As a boy who grew up listening to radio and later watching cowboy shows (westerns) on TV; I am fully aware of how tragically wrong a group of vigilantes can be about someone’s assumed guilt—they can be completely wrong whoever they are and whatever color they are.
Vigilantes were often portrayed, I think with reasonable accuracy, as a group of angry, liquored-up men who were determined to drag someone out of a jail and hang him because of what they “knew” he had done. Thankfully, in most episodes, there was a courageous marshal who was willing to risk his life—for the rule of law—to stop the lynch-mob and thwart an alcohol-anger-induced rush to judgment.
One of my all-time favorite westerns is Hang ‘em High (1968) starring Clint Eastwood. His character Jed Cooper was hanged by a group of vigilantes who mistakenly thought he had stolen a herd of cattle. Though Jed Cooper was hanged, he survived, and it was clearly seen later that he was not guilty of stealing the cattle—he had bought them.

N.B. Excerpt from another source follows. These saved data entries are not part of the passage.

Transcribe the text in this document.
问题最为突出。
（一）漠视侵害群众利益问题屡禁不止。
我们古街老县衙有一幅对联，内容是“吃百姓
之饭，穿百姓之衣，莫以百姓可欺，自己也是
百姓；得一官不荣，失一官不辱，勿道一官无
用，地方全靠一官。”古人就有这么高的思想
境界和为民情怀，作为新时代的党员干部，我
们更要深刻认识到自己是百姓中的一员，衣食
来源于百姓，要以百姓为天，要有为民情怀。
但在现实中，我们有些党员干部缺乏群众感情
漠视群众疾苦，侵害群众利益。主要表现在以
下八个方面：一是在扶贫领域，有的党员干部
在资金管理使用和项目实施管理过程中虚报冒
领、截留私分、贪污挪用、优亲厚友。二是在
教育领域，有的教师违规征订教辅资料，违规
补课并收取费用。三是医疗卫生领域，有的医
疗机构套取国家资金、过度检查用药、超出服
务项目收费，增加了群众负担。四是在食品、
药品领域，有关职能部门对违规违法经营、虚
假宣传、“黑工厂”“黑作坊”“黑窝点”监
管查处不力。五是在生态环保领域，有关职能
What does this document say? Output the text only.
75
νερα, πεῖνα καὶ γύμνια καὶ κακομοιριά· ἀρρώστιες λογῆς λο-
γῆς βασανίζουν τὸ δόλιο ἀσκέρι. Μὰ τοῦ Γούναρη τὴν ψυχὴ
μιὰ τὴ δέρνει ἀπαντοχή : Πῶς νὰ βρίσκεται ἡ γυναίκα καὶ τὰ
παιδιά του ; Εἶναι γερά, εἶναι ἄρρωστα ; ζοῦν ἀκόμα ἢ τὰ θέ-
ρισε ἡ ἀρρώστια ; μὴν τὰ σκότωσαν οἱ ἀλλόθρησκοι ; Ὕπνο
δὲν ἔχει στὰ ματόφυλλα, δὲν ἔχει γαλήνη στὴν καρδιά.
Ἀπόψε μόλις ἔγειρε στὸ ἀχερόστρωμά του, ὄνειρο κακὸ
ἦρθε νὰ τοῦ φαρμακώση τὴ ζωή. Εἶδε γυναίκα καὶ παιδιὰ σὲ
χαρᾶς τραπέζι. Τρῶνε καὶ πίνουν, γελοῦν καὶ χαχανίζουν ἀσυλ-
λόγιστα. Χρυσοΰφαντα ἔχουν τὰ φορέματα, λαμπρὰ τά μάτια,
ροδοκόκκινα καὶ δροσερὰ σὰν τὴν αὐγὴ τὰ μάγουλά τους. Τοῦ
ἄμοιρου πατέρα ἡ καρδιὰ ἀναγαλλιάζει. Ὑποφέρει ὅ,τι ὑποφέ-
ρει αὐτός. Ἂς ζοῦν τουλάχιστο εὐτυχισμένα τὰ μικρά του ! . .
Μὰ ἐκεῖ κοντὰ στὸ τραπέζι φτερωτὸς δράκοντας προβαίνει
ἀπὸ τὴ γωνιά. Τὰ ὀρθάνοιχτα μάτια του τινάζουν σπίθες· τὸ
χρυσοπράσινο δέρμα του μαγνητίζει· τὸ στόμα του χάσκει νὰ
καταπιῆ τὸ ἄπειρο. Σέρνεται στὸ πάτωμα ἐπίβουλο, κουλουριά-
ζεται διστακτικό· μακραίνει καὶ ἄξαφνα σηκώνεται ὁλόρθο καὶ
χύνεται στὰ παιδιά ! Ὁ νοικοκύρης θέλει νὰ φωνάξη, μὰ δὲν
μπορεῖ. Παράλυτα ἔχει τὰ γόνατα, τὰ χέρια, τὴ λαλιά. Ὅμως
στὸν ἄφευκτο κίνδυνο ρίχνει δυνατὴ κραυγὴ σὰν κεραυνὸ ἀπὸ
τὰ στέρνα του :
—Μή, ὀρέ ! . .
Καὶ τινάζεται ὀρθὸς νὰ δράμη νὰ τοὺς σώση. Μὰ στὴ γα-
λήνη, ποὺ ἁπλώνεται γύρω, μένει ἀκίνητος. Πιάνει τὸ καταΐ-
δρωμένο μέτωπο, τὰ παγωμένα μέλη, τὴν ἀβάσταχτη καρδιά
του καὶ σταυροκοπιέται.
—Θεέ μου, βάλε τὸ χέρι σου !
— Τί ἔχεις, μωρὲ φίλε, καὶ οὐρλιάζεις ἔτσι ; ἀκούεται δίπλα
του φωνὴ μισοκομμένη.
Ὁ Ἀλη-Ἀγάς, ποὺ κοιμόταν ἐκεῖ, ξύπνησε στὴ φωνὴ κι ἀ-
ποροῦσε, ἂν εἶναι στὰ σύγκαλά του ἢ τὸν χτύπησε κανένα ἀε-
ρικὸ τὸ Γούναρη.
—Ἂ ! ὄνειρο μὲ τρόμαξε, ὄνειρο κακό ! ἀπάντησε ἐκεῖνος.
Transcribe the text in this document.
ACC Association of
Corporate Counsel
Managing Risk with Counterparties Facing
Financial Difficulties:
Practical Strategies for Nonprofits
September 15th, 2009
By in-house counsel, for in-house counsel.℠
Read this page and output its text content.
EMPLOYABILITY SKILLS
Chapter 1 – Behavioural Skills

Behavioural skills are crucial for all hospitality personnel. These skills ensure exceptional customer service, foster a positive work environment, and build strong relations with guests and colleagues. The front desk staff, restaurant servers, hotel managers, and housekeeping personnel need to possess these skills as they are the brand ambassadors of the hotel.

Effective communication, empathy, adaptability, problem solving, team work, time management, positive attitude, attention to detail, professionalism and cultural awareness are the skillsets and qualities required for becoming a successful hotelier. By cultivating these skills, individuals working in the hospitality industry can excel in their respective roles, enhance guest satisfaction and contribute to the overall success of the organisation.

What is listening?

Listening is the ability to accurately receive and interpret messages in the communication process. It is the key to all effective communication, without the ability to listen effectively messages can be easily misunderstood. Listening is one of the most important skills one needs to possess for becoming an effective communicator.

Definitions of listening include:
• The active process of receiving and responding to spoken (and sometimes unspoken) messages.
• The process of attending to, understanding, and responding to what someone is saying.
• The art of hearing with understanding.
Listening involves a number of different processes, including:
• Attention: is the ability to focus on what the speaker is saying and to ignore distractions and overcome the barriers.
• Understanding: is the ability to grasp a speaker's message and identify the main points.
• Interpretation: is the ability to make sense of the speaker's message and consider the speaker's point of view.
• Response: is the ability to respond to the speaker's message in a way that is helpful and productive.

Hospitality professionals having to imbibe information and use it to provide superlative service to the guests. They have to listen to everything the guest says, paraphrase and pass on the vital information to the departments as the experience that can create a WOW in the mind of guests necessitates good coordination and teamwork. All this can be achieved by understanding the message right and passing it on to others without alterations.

As the vigilantes were preparing to hang him, Jed Cooper tried to reason with them to go and check-out his story. They refused and hanged him. They were busy men, angry men, men in a hurry, men who would not pause and question their hang-him-immediately decision. Their actions were clearly a rush to judgment, and those actions later cost them their lives when justice, in the form of recently-badged Marshal Jed Cooper, finally caught up with them.
On the MSM scene today, the problem is not liquored-up cowboys; the problem is ideologued-up editors and journalists whose rush to judgment can be appropriately labeled as a rush to narrative.
Do we need a religious-like revival of factual journalism in America?